Kalau nongkrong di taman Theodor Adorno Platz bukannya belajar karena mentok malah cari inspirasi. Nglamun dan menghayal. Kadang kalau sudah nggak kuat, saya "ziarah" saja ke kompleks Frankfurt Haupsfriedhof (kuburan sentral). Habis itu hati jadi tenang, stress berkurang. Tapi ya tetap saja belum menyelesaikan masalah disertasi.
Tapi setidaknya dengan sikon mental begitu, sy tidak putus asa dan siap berjuang lagi. Nulis dan konsultasi dengan pembimbing. Dicorat-coret lagi juga gak apa-apa, ntar diperbaiki lagi. Terus begitu. Tanpa bosan. Tanpa kenal lelah.
Giebt niemals auf. Jgn putus asa. Itu yang slalu saya ingat kalau lihat urkunde doktoralverteidigung. Selembar kertas yang di dalamnya ada 5 tahun perjuangan jatuh bangun. Lebih dari lagu dangdut Kristina yang jatuh-bangunnya cuma untuk urusan cinta.
Jadi benar sekali saya baca artikel "yang penting bukan gelar tapi mental"..
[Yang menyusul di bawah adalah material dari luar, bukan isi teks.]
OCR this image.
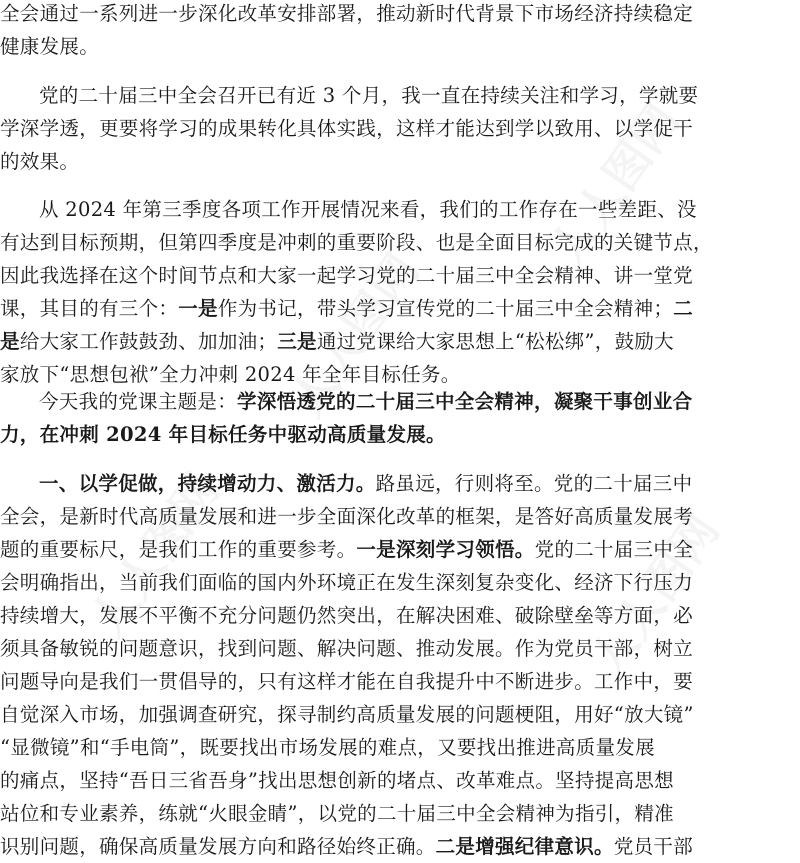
全会通过一系列进一步深化改革安排部署，推动新时代背景下市场经济持续稳定
健康发展。
党的二十届三中全会召开已有近 3 个月，我一直在持续关注和学习，学就要
学深学透，更要将学习的成果转化具体实践，这样才能达到学以致用、以学促干
的效果。
从 2024 年第三季度各项工作开展情况来看，我们的工作存在一些差距、没
有达到目标预期，但第四季度是冲刺的重要阶段、也是全面目标完成的关键节点，
因此我选择在这个时间节点和大家一起学习党的二十届三中全会精神、讲一堂党
课，其目的有三个：一是作为书记，带头学习宣传党的二十届三中全会精神；二
是给大家工作鼓鼓劲、加加油；三是通过党课给大家思想上“松松绑”，鼓励大
家放下“思想包袱”全力冲刺 2024 年全年目标任务。
今天我的党课主题是：学深悟透党的二十届三中全会精神，凝聚干事创业合
力，在冲刺 2024 年目标任务中驱动高质量发展。
一、以学促做，持续增动力、激活力。路虽远，行则将至。党的二十届三中
全会，是新时代高质量发展和进一步全面深化改革的框架，是答好高质量发展考
题的重要标尺，是我们工作的重要参考。一是深刻学习领悟。党的二十届三中全
会明确指出，当前我们面临的国内外环境正在发生深刻复杂变化、经济下行压力
持续增大，发展不平衡不充分问题仍然突出，在解决困难、破除壁垒等方面，必
须具备敏锐的问题意识，找到问题、解决问题、推动发展。作为党员干部，树立
问题导向是我们一贯倡导的，只有这样才能在自我提升中不断进步。工作中，要
自觉深入市场，加强调查研究，探寻制约高质量发展的问题梗阻，用好“放大镜”
“显微镜”和“手电筒”，既要找出市场发展的难点，又要找出推进高质量发展
的痛点，坚持“吾日三省吾身”找出思想创新的堵点、改革难点。坚持提高思想
站位和专业素养，练就“火眼金睛”，以党的二十届三中全会精神为指引，精准
识别问题，确保高质量发展方向和路径始终正确。二是增强纪律意识。党员干部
Gelar doktorphil itu cuma yang terlihat. Tapi yang saya rasa ada proses yang membuat mental saya makin kuat.
Dua tahun lulus S3, saya merasa harus banyak belajar lagi. Juga belum bisa berkontribusi apa-apa. Butiran debu. Tapi urkunde ini jadi penyemangat saya. Giebt niemals auf. Jangan putus asa.
Semoga selanjutnya sikonnya makin baik: dalam hal intelektual dan juga kerja-kerja sosial. Eh juga dalam hal spiritual, kan sudah belajar antropologi tobat.
Met weekend untuk semua. Weekend hari keluarga. Baitiy jannatiy. Reguk nikmatnya surga dunia dengan anak, istri/suami saudara dan orang tua.